Hi im new to the forum and new to sub ohming i recently bought a kangertech subox mini kit wich i love works like a bomb, however i just noticed a buzzing noise that comes from the mod when i fire it from 25w and below it starts going away as i increase the wattage and is completely gone at 30w or higher 

Is this normal or do i have a problem? Is it safe to vape? 
Some advice will be greatly appreciated


----------



## kimbo (9/8/15)

Hi @Nikolai and welkom to the forum. I am talking under correction, but that can be the way the sub box regulates the power at lower wattage. It is called pulse width modulation you will hear in some reviews they talk about the rattle snake sound

Reactions: Like 1 | Agree 2


----------



## Marzuq (9/8/15)

kimbo said:


> Hi @Nikolai and welkom to the forum. I am talking under correction, but that can be the way the sub box regulates the power at lower wattage. It is called pulse width modulation you will hear in some reviews they talk about the rattle snake sound



I think you are right on this one. I get a similar effect when using temp control on my ipv4. When i use in normal power mode I don't get the noise.

Reactions: Agree 1


----------



## SAVapeGear (9/8/15)

This is normal.No need to worry.All of them are doing it.

Reactions: Like 1


----------



## Eequinox (13/8/15)

guys i have a noobie question i know the Subox Mini is quite new but i think the occ coils have been around a while 
1)how long do these coils last the 1.5 and .05 ohm
2)this is the noobiest question i know but do they require re wicking if that makes sense 
3)How long would the rebuild coil last more or less 

i only want to know so i can sort of work out how i wanna go with the coils and what to budget 

thanks in advance


----------



## Yiannaki (13/8/15)

Eequinox said:


> guys i have a noobie question i know the Subox Mini is quite new but i think the occ coils have been around a while
> 1)how long do these coils last the 1.5 and .05 ohm
> 2)this is the noobiest question i know but do they require re wicking if that makes sense
> 3)How long would the rebuild coil last more or less
> ...



Hey man. No problem with nooby questions. We all had to start somewhere. 
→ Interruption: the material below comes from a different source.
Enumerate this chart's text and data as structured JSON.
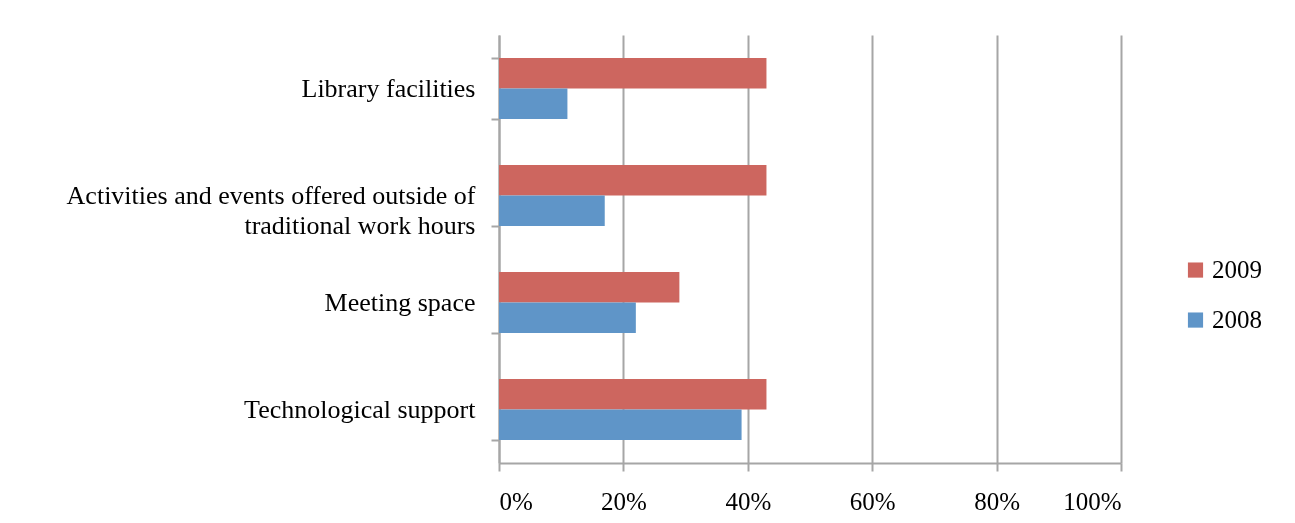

1.) This is dependant on a number of factors.

A. Your liquid you use. Some juices contain ingredients which are notorious for wearing our coils faster as they gunk them up. 

I've also found that darker liquids also tend to wear out coils faster.
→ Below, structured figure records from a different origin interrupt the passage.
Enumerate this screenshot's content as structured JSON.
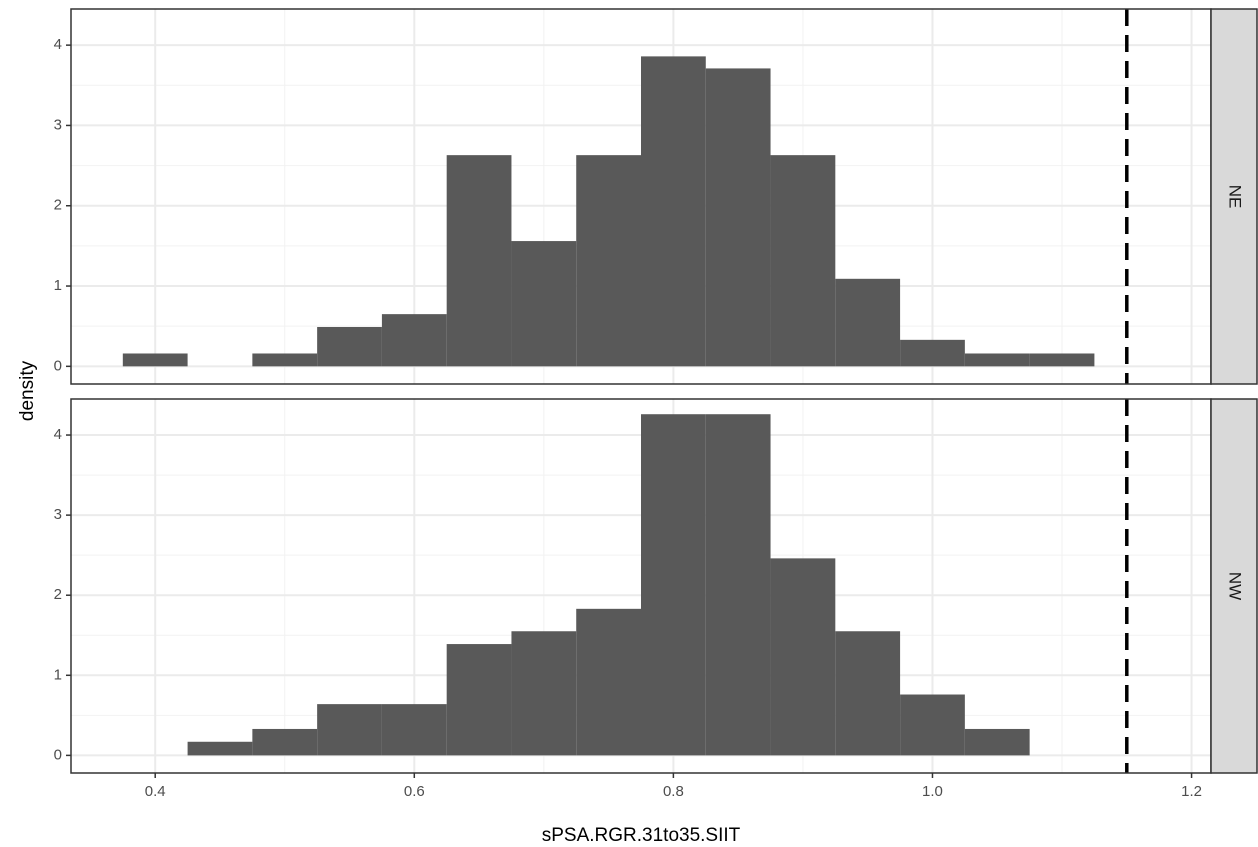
{
  "chart_data": {
    "type": "histogram",
    "xlabel": "sPSA.RGR.31to35.SIIT",
    "ylabel": "density",
    "xlim": [
      0.335,
      1.215
    ],
    "ylim": [
      -0.22,
      4.45
    ],
    "x_ticks": [
      0.4,
      0.6,
      0.8,
      1.0,
      1.2
    ],
    "x_tick_labels": [
      "0.4",
      "0.6",
      "0.8",
      "1.0",
      "1.2"
    ],
    "y_ticks": [
      0,
      1,
      2,
      3,
      4
    ],
    "y_tick_labels": [
      "0",
      "1",
      "2",
      "3",
      "4"
    ],
    "bin_width": 0.05,
    "bar_color": "#595959",
    "reference_line": {
      "x": 1.15,
      "style": "dashed",
      "color": "#000000"
    },
    "grid": true,
    "panels": [
      {
        "facet": "NE",
        "bins": [
          {
            "x0": 0.375,
            "x1": 0.425,
            "density": 0.16
          },
          {
            "x0": 0.475,
            "x1": 0.525,
            "density": 0.16
          },
          {
            "x0": 0.525,
            "x1": 0.575,
            "density": 0.49
          },
          {
            "x0": 0.575,
            "x1": 0.625,
            "density": 0.65
          },
          {
            "x0": 0.625,
            "x1": 0.675,
            "density": 2.63
          },
          {
            "x0": 0.675,
            "x1": 0.725,
            "density": 1.56
          },
          {
            "x0": 0.725,
            "x1": 0.775,
            "density": 2.63
          },
          {
            "x0": 0.775,
            "x1": 0.825,
            "density": 3.86
          },
          {
            "x0": 0.825,
            "x1": 0.875,
            "density": 3.71
          },
          {
            "x0": 0.875,
            "x1": 0.925,
            "density": 2.63
          },
          {
            "x0": 0.925,
            "x1": 0.975,
            "density": 1.09
          },
          {
            "x0": 0.975,
            "x1": 1.025,
            "density": 0.33
          },
          {
            "x0": 1.025,
            "x1": 1.075,
            "density": 0.16
          },
          {
            "x0": 1.075,
            "x1": 1.125,
            "density": 0.16
          }
        ]
      },
      {
        "facet": "NW",
        "bins": [
          {
            "x0": 0.425,
            "x1": 0.475,
            "density": 0.17
          },
          {
            "x0": 0.475,
            "x1": 0.525,
            "density": 0.33
          },
          {
            "x0": 0.525,
            "x1": 0.575,
            "density": 0.64
          },
          {
            "x0": 0.575,
            "x1": 0.625,
            "density": 0.64
          },
          {
            "x0": 0.625,
            "x1": 0.675,
            "density": 1.39
          },
          {
            "x0": 0.675,
            "x1": 0.725,
            "density": 1.55
          },
          {
            "x0": 0.725,
            "x1": 0.775,
            "density": 1.83
          },
          {
            "x0": 0.775,
            "x1": 0.825,
            "density": 4.26
          },
          {
            "x0": 0.825,
            "x1": 0.875,
            "density": 4.26
          },
          {
            "x0": 0.875,
            "x1": 0.925,
            "density": 2.46
          },
          {
            "x0": 0.925,
            "x1": 0.975,
            "density": 1.55
          },
          {
            "x0": 0.975,
            "x1": 1.025,
            "density": 0.76
          },
          {
            "x0": 1.025,
            "x1": 1.075,
            "density": 0.33
          }
        ]
      }
    ]
  }
}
B. The amount of liquid you vape in a day. I've noticed many people give a time frame on how long coils last them but I prefer to use ML as a benchmark to explain how long a coil lasted me.
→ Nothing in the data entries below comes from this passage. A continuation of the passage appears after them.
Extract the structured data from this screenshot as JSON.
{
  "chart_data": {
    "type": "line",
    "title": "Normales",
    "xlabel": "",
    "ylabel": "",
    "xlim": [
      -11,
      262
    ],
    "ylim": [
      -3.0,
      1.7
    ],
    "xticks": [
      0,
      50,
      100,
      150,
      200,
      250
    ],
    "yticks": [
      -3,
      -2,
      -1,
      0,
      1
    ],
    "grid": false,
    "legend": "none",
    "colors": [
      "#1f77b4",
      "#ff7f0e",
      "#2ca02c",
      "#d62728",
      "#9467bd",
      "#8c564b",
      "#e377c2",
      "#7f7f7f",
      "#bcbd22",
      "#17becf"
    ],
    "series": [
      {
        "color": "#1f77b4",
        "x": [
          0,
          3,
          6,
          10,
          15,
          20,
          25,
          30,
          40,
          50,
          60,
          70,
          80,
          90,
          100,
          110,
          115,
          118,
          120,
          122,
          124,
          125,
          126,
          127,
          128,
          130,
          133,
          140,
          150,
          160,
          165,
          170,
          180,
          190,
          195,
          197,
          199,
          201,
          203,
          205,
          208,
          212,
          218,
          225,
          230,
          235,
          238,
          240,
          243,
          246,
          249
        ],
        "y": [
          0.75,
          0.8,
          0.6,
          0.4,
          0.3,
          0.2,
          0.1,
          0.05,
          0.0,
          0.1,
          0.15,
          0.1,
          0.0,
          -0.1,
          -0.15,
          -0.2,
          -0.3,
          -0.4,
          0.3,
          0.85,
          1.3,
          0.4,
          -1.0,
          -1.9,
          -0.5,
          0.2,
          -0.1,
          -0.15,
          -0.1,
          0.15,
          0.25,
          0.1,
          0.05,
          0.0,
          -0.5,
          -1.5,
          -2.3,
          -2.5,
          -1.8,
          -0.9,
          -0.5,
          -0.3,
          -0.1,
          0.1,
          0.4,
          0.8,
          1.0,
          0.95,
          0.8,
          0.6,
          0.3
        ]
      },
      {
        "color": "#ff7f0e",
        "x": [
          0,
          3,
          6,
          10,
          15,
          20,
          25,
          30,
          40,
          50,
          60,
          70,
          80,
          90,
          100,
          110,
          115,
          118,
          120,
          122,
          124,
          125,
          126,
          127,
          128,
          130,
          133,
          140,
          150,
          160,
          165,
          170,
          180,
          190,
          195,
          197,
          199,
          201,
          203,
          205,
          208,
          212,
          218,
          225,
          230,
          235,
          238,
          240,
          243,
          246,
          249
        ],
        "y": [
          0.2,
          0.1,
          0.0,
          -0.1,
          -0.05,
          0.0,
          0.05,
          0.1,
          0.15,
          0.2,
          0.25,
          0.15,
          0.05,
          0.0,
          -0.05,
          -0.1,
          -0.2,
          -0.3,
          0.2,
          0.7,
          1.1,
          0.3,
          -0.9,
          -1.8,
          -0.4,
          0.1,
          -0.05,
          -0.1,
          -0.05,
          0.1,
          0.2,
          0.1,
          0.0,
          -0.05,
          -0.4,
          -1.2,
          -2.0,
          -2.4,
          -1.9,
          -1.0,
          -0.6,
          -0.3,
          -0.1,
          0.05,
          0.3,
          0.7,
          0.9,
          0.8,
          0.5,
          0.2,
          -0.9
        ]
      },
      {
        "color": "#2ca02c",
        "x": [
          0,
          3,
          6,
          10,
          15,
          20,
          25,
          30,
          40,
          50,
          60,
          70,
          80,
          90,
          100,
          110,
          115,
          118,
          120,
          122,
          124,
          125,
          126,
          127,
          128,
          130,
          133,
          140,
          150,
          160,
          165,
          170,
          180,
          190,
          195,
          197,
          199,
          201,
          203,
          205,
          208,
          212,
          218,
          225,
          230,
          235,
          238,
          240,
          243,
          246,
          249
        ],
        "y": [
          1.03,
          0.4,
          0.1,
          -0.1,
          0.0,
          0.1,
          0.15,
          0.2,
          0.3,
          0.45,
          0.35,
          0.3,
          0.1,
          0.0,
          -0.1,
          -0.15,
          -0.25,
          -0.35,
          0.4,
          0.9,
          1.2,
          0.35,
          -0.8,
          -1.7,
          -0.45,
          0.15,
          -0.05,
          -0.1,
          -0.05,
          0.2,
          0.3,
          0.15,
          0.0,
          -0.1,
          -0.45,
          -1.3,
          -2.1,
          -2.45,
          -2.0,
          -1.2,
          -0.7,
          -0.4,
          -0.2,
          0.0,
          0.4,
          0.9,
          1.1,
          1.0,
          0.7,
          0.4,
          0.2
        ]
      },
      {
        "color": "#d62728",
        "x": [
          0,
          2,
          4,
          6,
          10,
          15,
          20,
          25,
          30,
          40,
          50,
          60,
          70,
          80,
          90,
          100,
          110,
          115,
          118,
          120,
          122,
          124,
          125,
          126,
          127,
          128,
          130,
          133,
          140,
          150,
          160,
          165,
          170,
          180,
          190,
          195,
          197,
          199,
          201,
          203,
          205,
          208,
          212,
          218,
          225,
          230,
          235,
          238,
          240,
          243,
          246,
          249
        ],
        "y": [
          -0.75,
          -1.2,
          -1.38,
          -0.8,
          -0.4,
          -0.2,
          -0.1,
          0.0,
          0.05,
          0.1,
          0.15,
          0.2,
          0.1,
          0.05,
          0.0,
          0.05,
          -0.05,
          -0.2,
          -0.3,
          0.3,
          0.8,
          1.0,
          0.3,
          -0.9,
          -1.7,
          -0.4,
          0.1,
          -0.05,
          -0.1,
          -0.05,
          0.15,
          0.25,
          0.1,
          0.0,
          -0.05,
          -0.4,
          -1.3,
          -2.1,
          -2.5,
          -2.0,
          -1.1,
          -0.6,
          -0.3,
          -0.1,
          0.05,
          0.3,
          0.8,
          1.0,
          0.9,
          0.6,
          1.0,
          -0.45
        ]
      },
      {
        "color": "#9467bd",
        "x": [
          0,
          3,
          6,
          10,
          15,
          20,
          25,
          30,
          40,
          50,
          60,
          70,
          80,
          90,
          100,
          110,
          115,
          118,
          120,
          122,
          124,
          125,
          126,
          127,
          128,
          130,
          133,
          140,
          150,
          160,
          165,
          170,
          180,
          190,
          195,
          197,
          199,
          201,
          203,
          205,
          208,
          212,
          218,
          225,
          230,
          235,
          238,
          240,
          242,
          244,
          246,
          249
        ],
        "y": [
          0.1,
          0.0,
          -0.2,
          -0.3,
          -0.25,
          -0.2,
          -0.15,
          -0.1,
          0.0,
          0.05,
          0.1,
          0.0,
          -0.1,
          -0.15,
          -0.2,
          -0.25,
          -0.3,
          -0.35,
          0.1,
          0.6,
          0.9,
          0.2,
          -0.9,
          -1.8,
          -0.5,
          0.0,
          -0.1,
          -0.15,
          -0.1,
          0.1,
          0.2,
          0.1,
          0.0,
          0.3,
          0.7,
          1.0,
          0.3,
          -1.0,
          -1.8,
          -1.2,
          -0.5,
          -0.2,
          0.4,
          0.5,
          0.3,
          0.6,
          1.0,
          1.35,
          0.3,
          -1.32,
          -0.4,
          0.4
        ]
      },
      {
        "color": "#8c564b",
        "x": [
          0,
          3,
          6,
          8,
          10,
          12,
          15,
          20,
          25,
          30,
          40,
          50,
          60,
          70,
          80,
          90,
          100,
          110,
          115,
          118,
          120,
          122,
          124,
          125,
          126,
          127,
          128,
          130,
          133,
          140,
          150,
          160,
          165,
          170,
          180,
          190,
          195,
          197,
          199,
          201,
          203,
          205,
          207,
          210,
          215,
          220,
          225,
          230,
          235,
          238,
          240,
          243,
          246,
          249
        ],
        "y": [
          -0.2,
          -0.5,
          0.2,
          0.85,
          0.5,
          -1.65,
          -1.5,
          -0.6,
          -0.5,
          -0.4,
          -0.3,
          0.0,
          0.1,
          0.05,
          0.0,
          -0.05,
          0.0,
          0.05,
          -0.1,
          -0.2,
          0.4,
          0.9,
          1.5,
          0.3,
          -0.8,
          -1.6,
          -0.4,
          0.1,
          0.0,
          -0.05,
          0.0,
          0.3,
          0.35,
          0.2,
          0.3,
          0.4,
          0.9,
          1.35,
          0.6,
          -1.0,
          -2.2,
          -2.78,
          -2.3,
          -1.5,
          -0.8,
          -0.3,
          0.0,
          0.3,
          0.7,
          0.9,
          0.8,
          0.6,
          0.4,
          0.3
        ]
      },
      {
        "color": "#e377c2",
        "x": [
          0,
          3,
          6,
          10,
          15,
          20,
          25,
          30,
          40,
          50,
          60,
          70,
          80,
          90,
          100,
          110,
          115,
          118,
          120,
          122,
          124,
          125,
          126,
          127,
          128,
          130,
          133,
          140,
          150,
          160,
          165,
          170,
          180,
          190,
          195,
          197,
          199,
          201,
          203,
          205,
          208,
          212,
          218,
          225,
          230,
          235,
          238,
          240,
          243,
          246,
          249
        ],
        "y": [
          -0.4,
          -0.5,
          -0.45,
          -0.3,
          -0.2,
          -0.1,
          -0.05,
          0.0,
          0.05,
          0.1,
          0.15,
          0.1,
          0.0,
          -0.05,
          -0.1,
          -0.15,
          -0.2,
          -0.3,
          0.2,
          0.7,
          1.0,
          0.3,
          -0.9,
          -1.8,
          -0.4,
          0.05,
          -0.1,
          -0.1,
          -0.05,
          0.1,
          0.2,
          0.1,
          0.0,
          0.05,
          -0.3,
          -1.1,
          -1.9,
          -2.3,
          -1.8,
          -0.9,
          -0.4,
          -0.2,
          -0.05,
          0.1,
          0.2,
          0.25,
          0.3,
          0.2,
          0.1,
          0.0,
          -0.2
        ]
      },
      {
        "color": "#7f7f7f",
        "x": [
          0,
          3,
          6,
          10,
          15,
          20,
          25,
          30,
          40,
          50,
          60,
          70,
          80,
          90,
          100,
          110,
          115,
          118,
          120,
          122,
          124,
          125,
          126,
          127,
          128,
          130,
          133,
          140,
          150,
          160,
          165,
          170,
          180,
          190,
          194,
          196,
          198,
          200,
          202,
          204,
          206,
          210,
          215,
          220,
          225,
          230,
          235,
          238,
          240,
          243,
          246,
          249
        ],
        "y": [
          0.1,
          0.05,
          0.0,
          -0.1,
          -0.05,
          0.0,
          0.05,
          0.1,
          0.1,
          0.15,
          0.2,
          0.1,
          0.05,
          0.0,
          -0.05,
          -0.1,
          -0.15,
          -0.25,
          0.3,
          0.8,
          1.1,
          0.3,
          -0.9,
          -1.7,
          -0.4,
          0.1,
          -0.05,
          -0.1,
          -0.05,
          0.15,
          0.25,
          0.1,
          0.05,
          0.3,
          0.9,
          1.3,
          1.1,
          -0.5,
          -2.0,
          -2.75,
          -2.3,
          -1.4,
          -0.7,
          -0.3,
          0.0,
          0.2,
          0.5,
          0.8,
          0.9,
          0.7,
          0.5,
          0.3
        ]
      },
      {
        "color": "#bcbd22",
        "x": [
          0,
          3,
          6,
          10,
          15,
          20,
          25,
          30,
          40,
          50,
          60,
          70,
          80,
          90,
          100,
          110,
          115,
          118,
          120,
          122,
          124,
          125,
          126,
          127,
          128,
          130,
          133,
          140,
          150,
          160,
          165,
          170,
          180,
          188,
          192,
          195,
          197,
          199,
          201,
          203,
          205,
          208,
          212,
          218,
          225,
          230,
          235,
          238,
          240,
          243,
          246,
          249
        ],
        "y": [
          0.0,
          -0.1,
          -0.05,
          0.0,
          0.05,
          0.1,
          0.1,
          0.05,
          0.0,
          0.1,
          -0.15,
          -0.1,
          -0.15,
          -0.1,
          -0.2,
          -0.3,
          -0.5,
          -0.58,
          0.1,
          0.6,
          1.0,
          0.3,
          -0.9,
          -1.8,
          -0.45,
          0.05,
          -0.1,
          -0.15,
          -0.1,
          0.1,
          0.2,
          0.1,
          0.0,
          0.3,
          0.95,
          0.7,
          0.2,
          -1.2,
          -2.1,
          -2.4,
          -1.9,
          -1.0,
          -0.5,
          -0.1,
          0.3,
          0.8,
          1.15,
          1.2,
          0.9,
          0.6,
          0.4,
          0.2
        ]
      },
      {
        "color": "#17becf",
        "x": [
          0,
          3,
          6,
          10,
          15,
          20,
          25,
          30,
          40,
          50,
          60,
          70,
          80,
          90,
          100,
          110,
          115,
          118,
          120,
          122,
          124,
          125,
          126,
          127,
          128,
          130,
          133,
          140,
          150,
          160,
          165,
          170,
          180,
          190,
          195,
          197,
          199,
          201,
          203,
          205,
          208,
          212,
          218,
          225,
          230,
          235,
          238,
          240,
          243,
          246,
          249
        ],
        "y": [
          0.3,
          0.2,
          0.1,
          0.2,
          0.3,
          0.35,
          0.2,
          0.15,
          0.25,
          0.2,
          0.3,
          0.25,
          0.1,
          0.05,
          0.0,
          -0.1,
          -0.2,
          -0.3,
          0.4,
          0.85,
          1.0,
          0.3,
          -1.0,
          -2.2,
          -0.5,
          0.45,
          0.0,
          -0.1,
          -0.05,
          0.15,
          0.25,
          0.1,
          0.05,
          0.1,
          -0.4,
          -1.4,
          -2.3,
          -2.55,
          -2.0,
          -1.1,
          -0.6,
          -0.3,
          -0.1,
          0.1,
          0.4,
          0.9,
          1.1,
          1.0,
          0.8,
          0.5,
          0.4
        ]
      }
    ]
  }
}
I would say on average, you could probably get about 50 - 60ml per coil.


C - You do get the odd dud coil here and there. My colleagues 1.5ohm coil lasted about 10ml and it was a gonner. So they do sometimes not perform as expected. 


2. I'm assuming you're referring to the re wicking of the RBA base as the new vertical coils can't be re wicked as far as I know.

Over time, as liquid passes through your wick, which gets heated by your coil, the cotton in the wick starts to under perform in comparison to how it would when you first wicked. 

Signs your wick needs replacement:

- Flavour becomes muted 
- Burnt Taste that doesn't go away even when doing primer puffs to saturate your wick.


3. Rebuilt coils in the RBA base can last weeks if not months.

All thay you'll need to do is rewick the coil after every 20ml or so which is a breeze.

Before installing the new wick: remove the old wick and pulse fire the coil to make it glow which will clean off any gunk on it. Once It's Cooled. Install your new wick 


Hope this helps man. 


Shout if you have any further questions

Reactions: Like 3 | Winner 2


----------



## Eequinox (13/8/15)

Yiannaki said:


> Hey man. No problem with nooby questions. We all had to start somewhere.
> 
> 1.) This is dependant on a number of factors.
> 
> ...


that's perfect thank you more than happy with the answer you are a star

Reactions: Like 1


----------